L’insieme di tali caratteristiche paragonavano il mestiere del mercante al più agonistico dei mestieri: l’atleta. Il commercio somigliava, infatti, molto ad una gara, a volte ad una lotta quasi sovrumana (contro le avversità, le invidie, i mali) e continua, il cui esito si caratterizzava sempre inquietante e imprevedibile. Nel mondo del commercio, allora come oggi, era necessario sgomitare e rivaleggiare con colleghi agguerriti e spesso spietati. Ma la forza di volontà e la spietatezza negli affari non erano le uniche doti su cui fare affidamento; fondamentale e connaturata a tale mestiere era l’intelligenza previsionale. Il mercante dimostrava quasi sempre un’inclinazione naturale di un’intelligenza dotata per la previsione, in modo da permettere di conoscere prima di altri il mutare delle situazioni, la sovrabbondanza o la penuria di prodotti, i buoni raccolti oppure i periodi di magra.
Il dinamismo e l’acume dell’attività del mercante viaggiatore si impone anche su un’altra categoria di mercante stabile: il contadino. Plinio il Vecchio, ad esempio, in un passo della Naturalis Historia (XVIII, 225 e sgg.) contrappone il sapere del contadino, definito indocilis caeli, cioè “inesperto di astronomia” e cerca nella terra i segni dei cambiamenti climatici, al sapere del mercante, che osserva attentamente i fenomeni celesti e, novello astronomo, interpreta con la sua ragione e intelligenza previsionale i segni di un kàiros (vantaggio, occasione favorevole) da catturare al volo. Dunque, ad un patrimonio conoscitivo che trae indizi ed eventuali vantaggi da quanto è già accaduto (foglie morte che annunziano l’autunno), si contrappone un sapere che prevede e anticipa (l’osservazione delle Pleiadi) quanto sta per avvenire. Si delinea, quindi, una particolare connessione tra il mercante e il tempo, consistente in una sorta di gioco d’anticipo (informazioni privilegiate e veloci, interpretazioni dei segni celesti) sia nel “cogliere l’attimo fuggente” sia in una vendita ritardata che produceva rincari artificiosi. Un gioco estremamente difficile, mobile e soprattutto multiforme e caratterizzato da un agire quasi sempre spregiudicato.
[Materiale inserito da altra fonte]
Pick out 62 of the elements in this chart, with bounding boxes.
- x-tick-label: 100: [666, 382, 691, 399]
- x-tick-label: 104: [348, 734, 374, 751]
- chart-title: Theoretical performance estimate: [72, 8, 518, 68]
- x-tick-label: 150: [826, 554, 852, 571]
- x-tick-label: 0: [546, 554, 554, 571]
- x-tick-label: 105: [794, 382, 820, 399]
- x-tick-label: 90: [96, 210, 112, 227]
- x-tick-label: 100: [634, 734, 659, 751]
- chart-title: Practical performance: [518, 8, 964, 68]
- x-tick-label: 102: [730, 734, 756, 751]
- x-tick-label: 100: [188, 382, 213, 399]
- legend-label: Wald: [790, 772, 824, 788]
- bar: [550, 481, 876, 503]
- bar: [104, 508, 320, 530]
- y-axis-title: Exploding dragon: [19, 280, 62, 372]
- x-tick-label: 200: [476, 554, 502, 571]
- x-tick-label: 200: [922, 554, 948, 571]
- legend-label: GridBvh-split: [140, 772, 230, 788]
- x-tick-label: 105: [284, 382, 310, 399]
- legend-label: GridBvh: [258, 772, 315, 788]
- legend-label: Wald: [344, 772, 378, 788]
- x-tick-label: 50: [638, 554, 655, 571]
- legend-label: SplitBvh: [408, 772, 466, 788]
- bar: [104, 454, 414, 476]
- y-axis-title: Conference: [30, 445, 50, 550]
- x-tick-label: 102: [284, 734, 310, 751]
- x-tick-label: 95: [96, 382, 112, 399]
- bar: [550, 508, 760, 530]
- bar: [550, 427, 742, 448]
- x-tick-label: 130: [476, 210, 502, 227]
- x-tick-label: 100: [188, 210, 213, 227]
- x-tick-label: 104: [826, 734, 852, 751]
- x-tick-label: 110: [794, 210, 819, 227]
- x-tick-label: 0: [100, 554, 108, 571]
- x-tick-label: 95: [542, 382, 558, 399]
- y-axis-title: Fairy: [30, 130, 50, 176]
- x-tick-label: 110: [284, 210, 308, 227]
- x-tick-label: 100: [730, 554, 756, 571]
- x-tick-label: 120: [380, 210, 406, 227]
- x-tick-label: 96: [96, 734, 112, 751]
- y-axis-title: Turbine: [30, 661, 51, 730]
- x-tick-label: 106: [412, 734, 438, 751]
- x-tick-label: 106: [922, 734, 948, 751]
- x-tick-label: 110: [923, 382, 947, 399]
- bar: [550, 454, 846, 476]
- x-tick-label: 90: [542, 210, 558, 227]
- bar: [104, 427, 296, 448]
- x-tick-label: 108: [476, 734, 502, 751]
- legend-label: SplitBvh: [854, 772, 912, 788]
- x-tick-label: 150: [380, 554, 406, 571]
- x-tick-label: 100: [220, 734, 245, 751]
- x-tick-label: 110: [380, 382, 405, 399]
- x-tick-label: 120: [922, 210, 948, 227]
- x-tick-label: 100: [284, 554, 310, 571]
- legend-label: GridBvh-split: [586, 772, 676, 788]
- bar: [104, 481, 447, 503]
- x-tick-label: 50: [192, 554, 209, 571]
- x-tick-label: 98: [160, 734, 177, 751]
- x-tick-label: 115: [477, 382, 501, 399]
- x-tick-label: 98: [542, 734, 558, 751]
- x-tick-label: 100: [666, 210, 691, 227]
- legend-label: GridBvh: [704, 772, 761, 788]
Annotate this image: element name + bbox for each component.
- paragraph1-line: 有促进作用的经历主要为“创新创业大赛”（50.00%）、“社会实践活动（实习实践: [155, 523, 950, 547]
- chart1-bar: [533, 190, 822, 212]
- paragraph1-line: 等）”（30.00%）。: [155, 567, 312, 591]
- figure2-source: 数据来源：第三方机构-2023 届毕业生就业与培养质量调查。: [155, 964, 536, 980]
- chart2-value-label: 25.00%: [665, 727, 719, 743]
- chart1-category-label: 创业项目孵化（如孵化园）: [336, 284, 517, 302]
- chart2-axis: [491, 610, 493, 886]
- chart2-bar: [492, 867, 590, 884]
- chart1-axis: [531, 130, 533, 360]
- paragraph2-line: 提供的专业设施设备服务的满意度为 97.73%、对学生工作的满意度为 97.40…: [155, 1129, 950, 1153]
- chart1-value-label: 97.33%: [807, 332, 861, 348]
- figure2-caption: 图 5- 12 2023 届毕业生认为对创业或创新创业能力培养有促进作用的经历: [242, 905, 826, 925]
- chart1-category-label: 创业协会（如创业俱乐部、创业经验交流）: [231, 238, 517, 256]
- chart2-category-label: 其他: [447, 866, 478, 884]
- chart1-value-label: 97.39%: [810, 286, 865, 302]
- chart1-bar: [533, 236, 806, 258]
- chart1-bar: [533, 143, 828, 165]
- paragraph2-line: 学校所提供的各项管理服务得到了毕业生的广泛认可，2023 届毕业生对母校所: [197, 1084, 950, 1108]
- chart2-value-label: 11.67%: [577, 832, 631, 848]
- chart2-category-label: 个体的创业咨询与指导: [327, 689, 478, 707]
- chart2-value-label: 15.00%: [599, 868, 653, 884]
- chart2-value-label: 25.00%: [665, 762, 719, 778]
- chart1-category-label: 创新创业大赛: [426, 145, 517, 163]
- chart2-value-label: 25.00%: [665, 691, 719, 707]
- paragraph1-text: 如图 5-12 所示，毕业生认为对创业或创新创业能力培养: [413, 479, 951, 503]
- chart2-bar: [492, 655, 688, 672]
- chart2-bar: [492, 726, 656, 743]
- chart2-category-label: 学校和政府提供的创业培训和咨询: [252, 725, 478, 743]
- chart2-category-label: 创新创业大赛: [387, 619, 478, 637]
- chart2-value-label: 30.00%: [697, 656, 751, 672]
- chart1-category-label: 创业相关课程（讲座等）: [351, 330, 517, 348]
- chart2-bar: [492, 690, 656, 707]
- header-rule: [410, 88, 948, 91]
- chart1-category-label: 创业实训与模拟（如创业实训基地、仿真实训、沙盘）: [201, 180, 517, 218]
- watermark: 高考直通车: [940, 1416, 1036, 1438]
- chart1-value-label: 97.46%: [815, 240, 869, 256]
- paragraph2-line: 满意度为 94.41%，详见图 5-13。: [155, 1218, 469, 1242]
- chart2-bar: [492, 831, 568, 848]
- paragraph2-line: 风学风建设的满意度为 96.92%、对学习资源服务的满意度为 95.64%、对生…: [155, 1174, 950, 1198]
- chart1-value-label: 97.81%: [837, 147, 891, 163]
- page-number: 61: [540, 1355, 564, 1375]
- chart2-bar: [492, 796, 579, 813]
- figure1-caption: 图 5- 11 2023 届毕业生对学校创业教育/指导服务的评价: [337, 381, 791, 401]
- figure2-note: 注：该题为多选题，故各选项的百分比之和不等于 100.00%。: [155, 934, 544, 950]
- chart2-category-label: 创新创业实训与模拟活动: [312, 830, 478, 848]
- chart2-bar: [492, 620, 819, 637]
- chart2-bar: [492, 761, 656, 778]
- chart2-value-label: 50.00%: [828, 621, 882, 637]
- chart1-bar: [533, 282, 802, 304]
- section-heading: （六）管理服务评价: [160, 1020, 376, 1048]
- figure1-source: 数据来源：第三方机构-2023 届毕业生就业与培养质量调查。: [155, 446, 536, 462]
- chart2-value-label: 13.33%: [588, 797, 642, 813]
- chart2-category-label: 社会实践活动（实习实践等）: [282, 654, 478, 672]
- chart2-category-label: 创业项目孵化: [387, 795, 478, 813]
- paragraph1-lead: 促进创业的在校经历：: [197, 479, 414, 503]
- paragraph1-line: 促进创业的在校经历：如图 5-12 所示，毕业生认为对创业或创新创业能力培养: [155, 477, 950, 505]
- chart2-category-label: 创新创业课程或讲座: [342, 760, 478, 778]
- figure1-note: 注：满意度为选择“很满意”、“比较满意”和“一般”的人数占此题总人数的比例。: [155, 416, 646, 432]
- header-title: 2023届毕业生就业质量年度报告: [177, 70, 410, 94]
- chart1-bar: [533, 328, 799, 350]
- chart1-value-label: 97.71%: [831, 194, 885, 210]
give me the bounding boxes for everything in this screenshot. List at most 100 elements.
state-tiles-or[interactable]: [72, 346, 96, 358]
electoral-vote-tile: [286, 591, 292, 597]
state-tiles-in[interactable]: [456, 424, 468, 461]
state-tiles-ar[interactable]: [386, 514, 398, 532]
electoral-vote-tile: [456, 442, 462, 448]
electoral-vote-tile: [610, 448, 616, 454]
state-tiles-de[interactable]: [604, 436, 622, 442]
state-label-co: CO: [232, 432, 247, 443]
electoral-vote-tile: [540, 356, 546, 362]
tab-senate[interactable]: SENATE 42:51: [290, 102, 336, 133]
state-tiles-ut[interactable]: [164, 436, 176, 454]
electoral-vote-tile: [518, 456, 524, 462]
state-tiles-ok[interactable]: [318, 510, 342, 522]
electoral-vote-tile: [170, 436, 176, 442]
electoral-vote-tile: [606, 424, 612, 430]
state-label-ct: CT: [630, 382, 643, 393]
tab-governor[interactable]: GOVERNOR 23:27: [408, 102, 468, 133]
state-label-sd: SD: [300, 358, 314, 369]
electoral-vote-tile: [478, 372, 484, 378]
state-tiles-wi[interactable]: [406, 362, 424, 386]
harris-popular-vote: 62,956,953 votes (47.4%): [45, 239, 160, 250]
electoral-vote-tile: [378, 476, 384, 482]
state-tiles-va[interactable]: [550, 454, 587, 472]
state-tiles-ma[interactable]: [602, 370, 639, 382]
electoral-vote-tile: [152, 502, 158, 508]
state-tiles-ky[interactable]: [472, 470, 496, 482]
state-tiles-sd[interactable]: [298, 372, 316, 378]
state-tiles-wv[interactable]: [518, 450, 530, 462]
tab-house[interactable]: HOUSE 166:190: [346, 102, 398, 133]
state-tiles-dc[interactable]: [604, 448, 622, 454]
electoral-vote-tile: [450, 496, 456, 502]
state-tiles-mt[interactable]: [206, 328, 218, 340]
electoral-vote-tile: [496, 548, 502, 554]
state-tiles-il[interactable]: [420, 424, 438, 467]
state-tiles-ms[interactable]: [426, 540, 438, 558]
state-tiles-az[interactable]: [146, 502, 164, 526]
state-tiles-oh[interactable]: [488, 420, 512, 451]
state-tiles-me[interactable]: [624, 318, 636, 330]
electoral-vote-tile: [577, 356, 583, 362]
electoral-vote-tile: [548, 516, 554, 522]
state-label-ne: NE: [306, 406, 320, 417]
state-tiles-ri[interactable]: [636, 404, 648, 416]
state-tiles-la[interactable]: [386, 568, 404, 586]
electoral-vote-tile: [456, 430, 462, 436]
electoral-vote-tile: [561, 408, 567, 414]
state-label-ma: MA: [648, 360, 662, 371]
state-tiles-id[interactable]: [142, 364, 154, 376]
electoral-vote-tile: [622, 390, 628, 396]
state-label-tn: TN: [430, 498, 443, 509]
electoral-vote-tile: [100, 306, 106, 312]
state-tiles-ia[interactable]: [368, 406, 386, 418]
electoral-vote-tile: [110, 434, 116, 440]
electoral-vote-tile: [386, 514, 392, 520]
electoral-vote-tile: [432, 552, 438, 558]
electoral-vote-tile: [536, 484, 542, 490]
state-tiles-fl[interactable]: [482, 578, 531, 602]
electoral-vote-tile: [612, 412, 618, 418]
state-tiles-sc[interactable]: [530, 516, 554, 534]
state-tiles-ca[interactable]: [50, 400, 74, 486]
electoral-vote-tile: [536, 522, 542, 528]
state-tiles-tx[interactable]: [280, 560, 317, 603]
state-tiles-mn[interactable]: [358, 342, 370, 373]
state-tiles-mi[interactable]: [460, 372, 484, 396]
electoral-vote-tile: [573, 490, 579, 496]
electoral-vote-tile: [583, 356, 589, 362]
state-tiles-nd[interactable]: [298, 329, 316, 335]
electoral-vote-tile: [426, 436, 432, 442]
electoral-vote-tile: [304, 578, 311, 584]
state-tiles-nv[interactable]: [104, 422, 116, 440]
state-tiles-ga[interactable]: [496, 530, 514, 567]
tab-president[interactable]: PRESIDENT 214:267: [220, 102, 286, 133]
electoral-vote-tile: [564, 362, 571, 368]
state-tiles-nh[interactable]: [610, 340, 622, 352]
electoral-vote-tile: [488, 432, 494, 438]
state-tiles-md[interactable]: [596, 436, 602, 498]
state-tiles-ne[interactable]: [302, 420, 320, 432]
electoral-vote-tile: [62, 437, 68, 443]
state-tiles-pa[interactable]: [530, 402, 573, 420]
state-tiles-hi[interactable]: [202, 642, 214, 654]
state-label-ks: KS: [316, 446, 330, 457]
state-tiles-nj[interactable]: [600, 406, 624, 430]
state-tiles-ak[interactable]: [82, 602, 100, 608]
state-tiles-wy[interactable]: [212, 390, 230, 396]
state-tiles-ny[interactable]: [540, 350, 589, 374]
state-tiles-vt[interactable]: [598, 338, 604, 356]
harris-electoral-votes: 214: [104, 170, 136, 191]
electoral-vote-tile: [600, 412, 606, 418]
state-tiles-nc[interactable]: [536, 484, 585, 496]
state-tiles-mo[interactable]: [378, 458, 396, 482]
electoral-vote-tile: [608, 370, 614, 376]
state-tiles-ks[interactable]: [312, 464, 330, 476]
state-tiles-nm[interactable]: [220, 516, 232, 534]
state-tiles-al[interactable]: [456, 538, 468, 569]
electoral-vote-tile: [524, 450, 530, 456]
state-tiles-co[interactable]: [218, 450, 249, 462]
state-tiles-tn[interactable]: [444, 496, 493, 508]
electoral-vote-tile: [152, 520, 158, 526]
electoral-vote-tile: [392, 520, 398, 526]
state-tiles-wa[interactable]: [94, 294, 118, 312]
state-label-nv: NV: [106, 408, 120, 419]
Tuttavia l’astuzia e la spregiudicatezza dei mercanti e di chi operava nel commercio erano, al contempo, mitigati e addirittura bilanciati da altri aspetti quali la forza e il coraggio di affrontare quel mare avidum nautis, cioè – secondo Orazio – un “mare desideroso di inghiottire marinai” e la funzione civica di chi è in grado di fornire e rifornire una città di merci (una sorta di missione civilizzatrice). Il rischio del mercante che affronta il mare è un motivo molto diffuso nell’antichità e ci riporta agli albori della classicità e dell’epica (pensiamo ad Omero o a Esiodo), messo in relazione con l’opinione comune che considera il mare come infido e pericoloso, il più “giusto” tra gli elementi quando nessuna forza lo sconvolge, il più indomito quando i venti lo agitano. Insomma, la figura del mercante contempla una molteplicità di aspetti estremamente relativi. Astuto, spregiudicato, gran paroliere, ma anche coraggioso, esperto astronomo e navigatore, “atleta”. Il coraggio del mercante era un dato di fatto che nel corso del tempo inevitabilmente collocò tale figura/professione in una gerarchia di valori sociali. Concludo, quindi, con Giovanni Crisostomo che alla fine del IV secolo d. C. offriva una galleria di figure abituate alle inquietanti oscillazioni dell’agone: il guerriero, l’atleta, il martire e su tutti svettava il mercante: “Nessun mercante, subìto il naufragio e perduto il carico, smette di navigare, ma di nuovo percorre il mare, i flutti e il vasto pelago e recupera le ricchezze perdute” (Patrologia Graeca, 47, 309).